Você parece que anda lendo os meus pensamentos e a minha vida, meu Kid Prodígio. Isso seria um enorme incômodo para mim; só não é porque é você quem está fazendo isso, Struchel.

Acho que me entendeu.

Belíssimo texto, você só faz melhorar e melhorar. Quero ver onde vai parar.

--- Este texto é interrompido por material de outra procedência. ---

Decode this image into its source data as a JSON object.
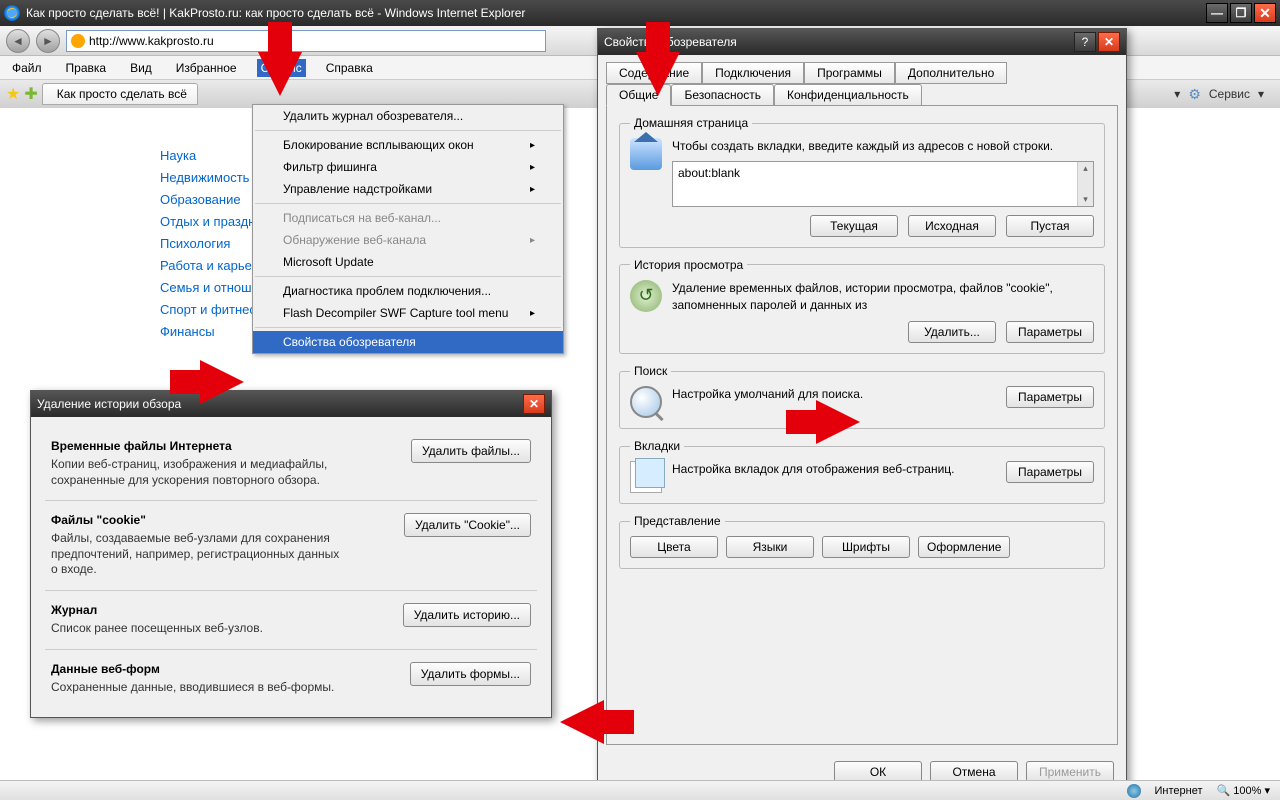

Abraço de alguém que cada vez mais gosta de você.

Marla de Queiroz disse...

Dentro da aurora vaga,
na hora exata da sonolência do sol
(naquele momento em que o olhar tranqüilo do ócio
amolece as manhãs como se fosse sempre outono)
desatam as mãos e desviam rapidamente o olhar em ruínas,
num rompante de rubricar com passos velozes
um fim.

No rodapé da página virada,
um poema sangra lentamente...
*
*
*
Lindo, lindo demais teu texto...
Me doeu até os ossos.
É porque têm tristezas que a poesia enfeita.
Um beijo tão bom em vc, seu bonito!

Marla de Queiroz disse...

E vc, é prodígio mesmo...
Tua sensibilidade é um fato,
mas o que vc faz com ela
usando palavras que não são
sempre generosas, é um
presente pra quem vem aqui: visualizar e sentir.

Eu gosto tanto de tudo.

Cecília Braga disse...

Entre tantos passos, houve a ousadia de quem quer chegar? Já não sei. Se o outro não é lugar de encontro, é parada breve de quem mal sabe ainda se quer chegar e onde?
Já não sei...Texto teu de palavras vívidas remexendo aqui dentro do peito.
Quem jamais quis chegar cada passo não é prenúncio de partida?
Já não sei...
=**

Anônimo disse...

Não é preciso nem dizer..
Sentir já o bastante.
Você é fantástico!

Beijos com carinho, lu.

diovvani mendonça disse...

Gostaria de ter fôlego para desenvolver uma idéia de texto, assim como você. Muito bom mesmo! É, às vezes o "conceito de tempo é muito relativo", principalmente quando estamos à volta com palavras e sentimentos. AbraçoDasMinas.

Lulys disse...
Este comentário foi removido pelo autor.
Lulys disse...

Como vc pode falar da minha vida assim tao abertamente sem que eu tenha te contato absolutamente nada????Vivi cada dorzinha dessa,em cada cantinho do meu corpo.Hoje felizmente comeco a me curar....mas esse texto me levou ha um lugar que espero esquecer.Vc e bom demais,sempre.